It’s a challenge to keep a system running 100% of the time. In this video, you’ll learn about high availability, fault tolerance, and the VRRP and HSRP protocols.

<< Previous: IGP and EGP Next: Unified Communication Technologies >>

We describe high availability as being a system that’s always going to be there and available for us. It’s common to see service providers describe this as a percentage of uptime. You’ll commonly see 99.999% uptime guaranteed. And they’ll call this five nines of uptime. If you perform the calculations of that, for 365 days at 24 hours a day at 60 minutes for every hour, you’ve got 525,600 minutes in a year. So 99.999% uptime means that you can only be down for about five minutes of time for the entire year to really say that you have five nines of uptime.

To build a system that is highly available almost always means that there are going to be additional costs associated with this. There’s always going to be one extra thing you can add to be able to make the device or the system more available to everyone. So you could add UPS systems. You could add additional power from another provider. You could add a higher quality server component. You could add multiple servers into the mix. The more devices and the more things that you’re adding, the higher the costs are going to be.

Of course, nothing is going to be 100% available by itself, and usually not 100% available even if you plan for these contingencies. Very often, there is a third party involved. There may be a power provider. There may be an act of nature that you can’t build a system around. And therefore, you always have to look out for those influences that would cause your highly available system to end up failing anyway.

You might also hear the term fault tolerance. This means that if something does fail, your system still remains available. We can still keep those five nines of uptime even if a server happens to go down. It might degrade performance. There may be a slow down, but at least the service would still be available. This usually involves adding additional devices, perhaps additional protocols on to the network, so it adds a level of complexity over the existing system that you have. But if you’re trying to maintain uptime, regardless of what might fail, then you might want to add some fault tolerance into your network.

This might be a single device fault tolerance. You might have RAID set up for your drive arrays. You might have redundant power supplies or redundant internet connections. You might have multiple devices for fault tolerance. You might have an entire server farm, so that if one device does fail you have many other devices there to help pick up the load.

Here’s an example of a relatively common network diagram. We’ve got an internet provider. On our side we have a firewall. I’ve got a router inside of that firewall that connects to a switch, and finally to our web server. Now, if you’re looking at this diagram, you might think every step along the way is an opportunity for down time. So to maintain availability, we need to build some fault tolerance into this network.
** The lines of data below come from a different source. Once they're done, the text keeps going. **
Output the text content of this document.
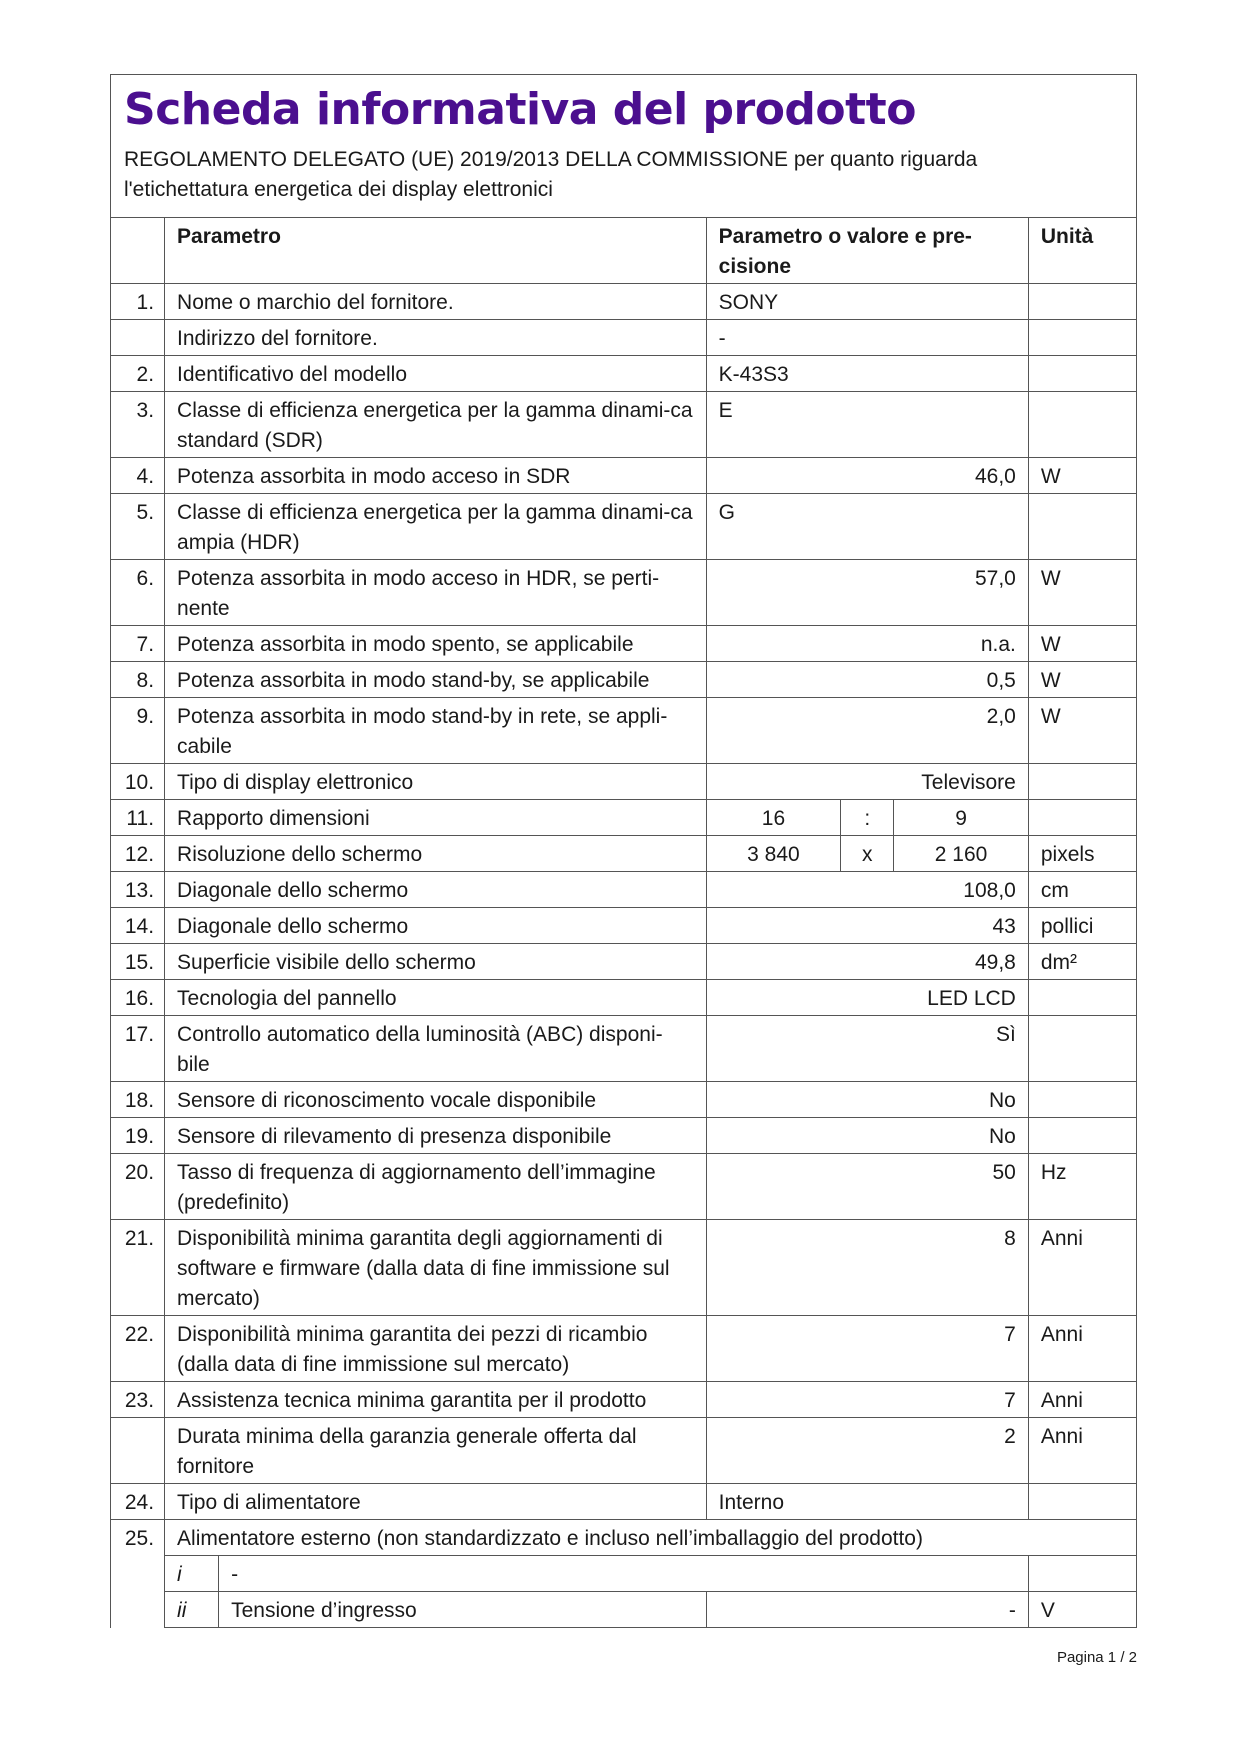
Scheda informativa del prodotto
REGOLAMENTO DELEGATO (UE) 2019/2013 DELLA COMMISSIONE per quanto riguarda l'etichettatura energetica dei display elettronici
	Parametro		Parametro o valore e pre-cisione			Unità
1.	Nome o marchio del fornitore.		SONY			
	Indirizzo del fornitore.		-			
2.	Identificativo del modello		K-43S3			
3.	Classe di efficienza energetica per la gamma dinami-ca standard (SDR)		E			
4.	Potenza assorbita in modo acceso in SDR		46,0			W
5.	Classe di efficienza energetica per la gamma dinami-ca ampia (HDR)		G			
6.	Potenza assorbita in modo acceso in HDR, se perti-nente		57,0			W
7.	Potenza assorbita in modo spento, se applicabile		n.a.			W
8.	Potenza assorbita in modo stand-by, se applicabile		0,5			W
9.	Potenza assorbita in modo stand-by in rete, se appli-cabile		2,0			W
10.	Tipo di display elettronico		Televisore			
11.	Rapporto dimensioni		16	:	9	
12.	Risoluzione dello schermo		3 840	x	2 160	pixels
13.	Diagonale dello schermo		108,0			cm
14.	Diagonale dello schermo		43			pollici
15.	Superficie visibile dello schermo		49,8			dm²
16.	Tecnologia del pannello		LED LCD			
17.	Controllo automatico della luminosità (ABC) disponi-bile		Sì			
18.	Sensore di riconoscimento vocale disponibile		No			
19.	Sensore di rilevamento di presenza disponibile		No			
20.	Tasso di frequenza di aggiornamento dell’immagine (predefinito)		50			Hz
21.	Disponibilità minima garantita degli aggiornamenti di software e firmware (dalla data di fine immissione sul mercato)		8			Anni
22.	Disponibilità minima garantita dei pezzi di ricambio (dalla data di fine immissione sul mercato)		7			Anni
23.	Assistenza tecnica minima garantita per il prodotto		7			Anni
	Durata minima della garanzia generale offerta dal fornitore		2			Anni
24.	Tipo di alimentatore		Interno			
25.	Alimentatore esterno (non standardizzato e incluso nell’imballaggio del prodotto)					
	i	-				
	ii	Tensione d’ingresso	-			V
Pagina 1 / 2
A good example is maybe we duplicate the firewalls so that if we do lose one firewall, at least we’d still have security and maintain the connectivity back to our web server. But if we’re looking at multiple firewalls, we’re going to need to add redundancy also to our routers and to our switches. In fact, we may even want to add redundancy to our web servers as well by adding a load balancer into the mix. This is what we mean by adding additional cost and complexity when we want to maintain availability and add this fault tolerance, is where you had to buy a lot of different pieces of equipment just to be sure that if there’s a problem anywhere on this network, that we’re still able to provide this service.

If you’re working with routers and you want to have a redundant routing system set up, you may want to use one of these high availability protocols inside of your router. One is VRRP. This stands for Virtual Router Redundancy Protocol. That means that we’re going to have a virtual IP address that’s used inside of our routers. So you’ll set up a default route or a default router on your network using one of these internal IP addresses. If a router disappears, another one is there to take its place using the exact same IP addressing. So you don’t have to change anything on your client devices. They’re able to simply communicate as they normally do, but you’re able to manipulate what they’re able to see based on this Virtual Router Redundancy Protocol.

A Cisco proprietary version of VRRP is the Hot Standby Router Protocol. It’s a similar scenario where you have another router that’s sitting there, and if you lose the first router, that Hot Standby is able to take over, and the default gateway is now assigned to that virtual router.

Regardless of what routing protocol you decide to use, you’ve now got a redundant network. And if you lose any one of these devices, you’ll still maintain the availability of your services.